Chapter 14: Leying Low – Drawing a (Some) Line(s) Over Things

England may seem like it’s made of simple things, like mud, stones and grass, but that’s what they want you to think – at least according to some, who say “that’s what they want you to think”.

For, hidden from the seeing sight of the seeing eye lies a crisscross patchwork of so-called ‘ley lines’, that lay lying crisscrossed in a patchwork across the lay of the land. 

First detected by Herefordian polymath Charles Watkins in one of the past’s centuries, the recondite clandestine channels are said to phase spiritual energies over land and under land, for reasons unknown.

Some have reasoned that the unknown reasons can be reasonably explained as merely well-trod trade paths, set’n’carved by a blizzard of ancient wizards as they went about their quotidian frothing. Who can, and/or, will tell? 

Watkins, the man himself, suggested that the eerie lines might be the work of the devil or equally God himself or equally the French but, then, provincial put-upon peasants ponder possibilities, don’t they?

Today, mystic tricksters utilise ley lines as a nexus for commerce. But there’s more!

Actually, no! No, there isn’t. But there are facts. 

Scientists found that those who stooped to do up their shoelaces while stood on ley lines had a 97% of chance of securing them so firmly that they were unlikely to unbind before reaching home, while those performing the same act on normal, unprofound terrain had a 96% of returning home un-untangled.

Other scientists found that puddles that formed over ley lines were slightly quieter when they splashed about in them in their wellies than puddles that pooled on mediocre ground.

Of course, like much else in the modern world that today is in, ley lines have become a hearty, irresistible target for speculation among insatiable members of the conspiracy theory community.

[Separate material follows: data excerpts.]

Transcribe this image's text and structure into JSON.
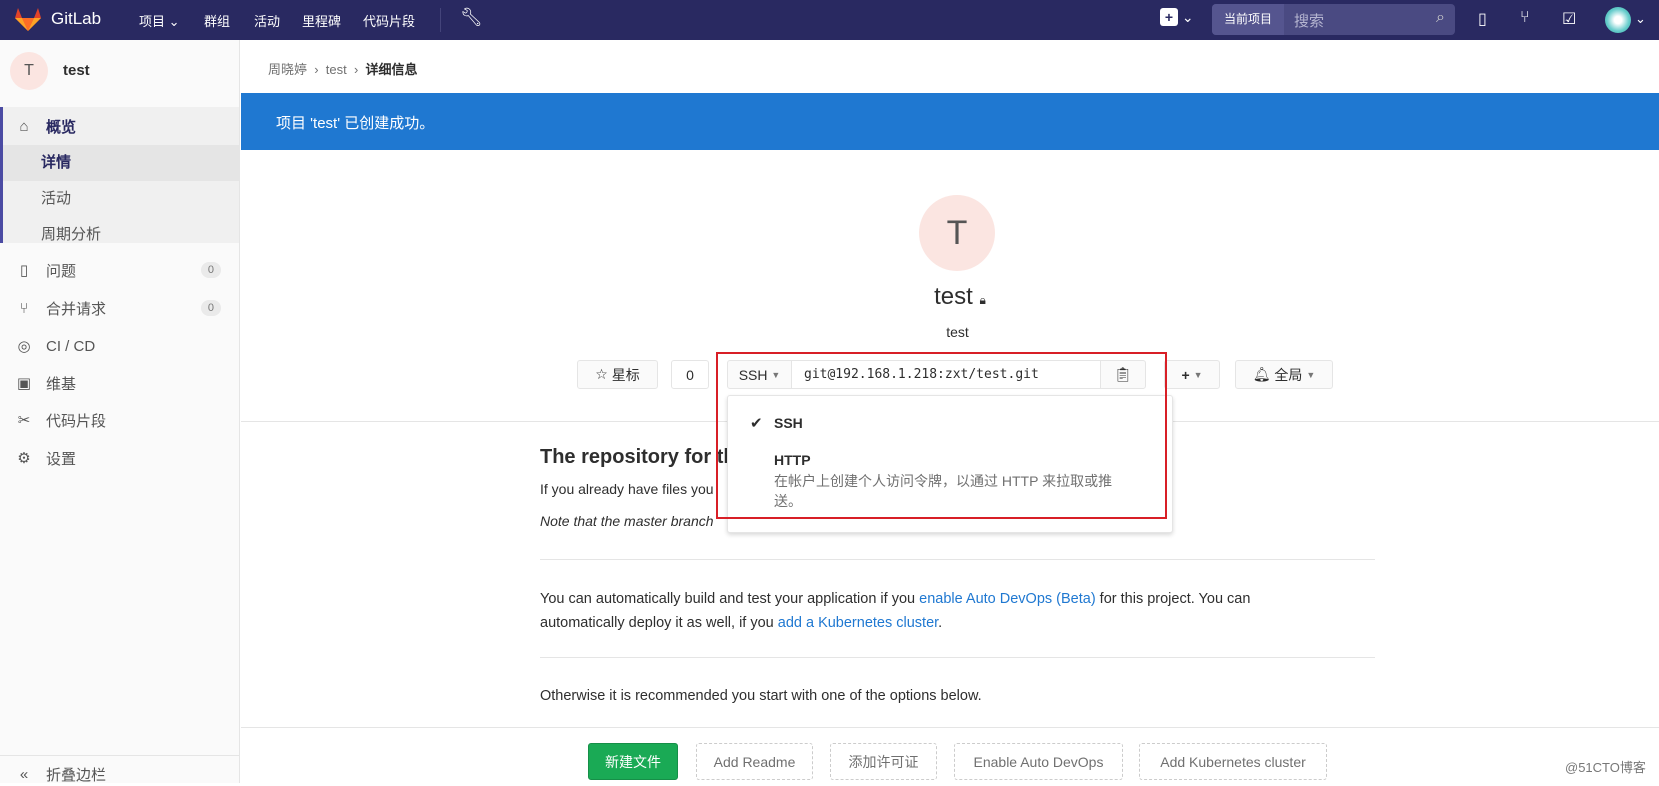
{
  "nav": {
    "brand": "GitLab",
    "items": [
      "项目",
      "群组",
      "活动",
      "里程碑",
      "代码片段"
    ],
    "search_scope": "当前项目",
    "search_placeholder": "搜索"
  },
  "sidebar": {
    "avatar_letter": "T",
    "project": "test",
    "overview": "概览",
    "sub": [
      "详情",
      "活动",
      "周期分析"
    ],
    "items": [
      {
        "label": "问题",
        "count": "0"
      },
      {
        "label": "合并请求",
        "count": "0"
      },
      {
        "label": "CI / CD"
      },
      {
        "label": "维基"
      },
      {
        "label": "代码片段"
      },
      {
        "label": "设置"
      }
    ],
    "collapse": "折叠边栏"
  },
  "breadcrumb": [
    "周晓婷",
    "test",
    "详细信息"
  ],
  "flash": "项目 'test' 已创建成功。",
  "project": {
    "avatar_letter": "T",
    "name": "test",
    "description": "test"
  },
  "actions": {
    "star": "星标",
    "star_count": "0",
    "protocol": "SSH",
    "clone_url": "git@192.168.1.218:zxt/test.git",
    "notify": "全局"
  },
  "dropdown": {
    "ssh": "SSH",
    "http": "HTTP",
    "http_desc": "在帐户上创建个人访问令牌，以通过 HTTP 来拉取或推送。"
  },
  "empty": {
    "heading": "The repository for th",
    "line1": "If you already have files you",
    "line2": "Note that the master branch",
    "p1a": "You can automatically build and test your application if you ",
    "link1": "enable Auto DevOps (Beta)",
    "p1b": " for this project. You can automatically deploy it as well, if you ",
    "link2": "add a Kubernetes cluster",
    "p1c": ".",
    "p2": "Otherwise it is recommended you start with one of the options below."
  },
  "bottom": {
    "new_file": "新建文件",
    "readme": "Add Readme",
    "license": "添加许可证",
    "devops": "Enable Auto DevOps",
    "k8s": "Add Kubernetes cluster"
  },
  "watermark": "@51CTO博客",
  "colors": {
    "nav": "#292961",
    "flash": "#1f78d1",
    "green": "#1aaa55",
    "highlight": "#d81f26"
  }
}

It hardly helps that the town of Blool in Hampshire sits on a particularly sumptuous ley line, as the town of Blool (see earlier in this sentence) is capable of generating news stories such as the following, which appeared in March or September 1994/96 in Knocker Daily:

A Blool patisserie frequented by high-ranking members of the Illuminati has been closed by officials.

The village’s contra-council moved a quarter-motion to a full half-resolution to close the bakery outlet in Twin Bee Square on health and safety grounds.

In February, hygiene wonks swooped in a surprise raid on the store and carted away dozens of jarred samples.

Councillor Drudge Haversham bellowed approval for the edict at a basement committee meeting of council elders on Thursday at twenty-three minutes past eleven antemeridian, saying that “the well-being of the public should be our primary concern”.

However, important bigwigs from the Illuminati are far from impressed with the closure.

David Henderson, who covertly oversees all mining, energy production and agriculture in Central Asia, as well as being responsible for starting and running every war fought in the Middle East since 1989, said: ‘The levels of bureaucracy this current administration has created are stunning.

‘There was no need to close the shop. I understand that the proprietor [Higgins Whipper] wasn’t even given an opportunity to address the inspectors’ concerns.

‘It’s health and safety gone mad.

Higgins Whipper has run the Manifold Patisserie since settling in the village in 1972.

He was infamously tried in the mid-80s for the savage execution of 667 people in one of Bloor’s vinegar quarries. However, Vice Master Namcoo Hardlyson famously tossed the case out of the legal window because he ‘didn’t like it’.

What else is there to be said? Flat-earther website www.the-earths-flat-yes-it-is-it-really-really-is.com claims ley lines are a kind of planetary sellotape, that bounds the whatever it is we’re supposed to be living on together, as it’s a bit ropey in places. And there you go.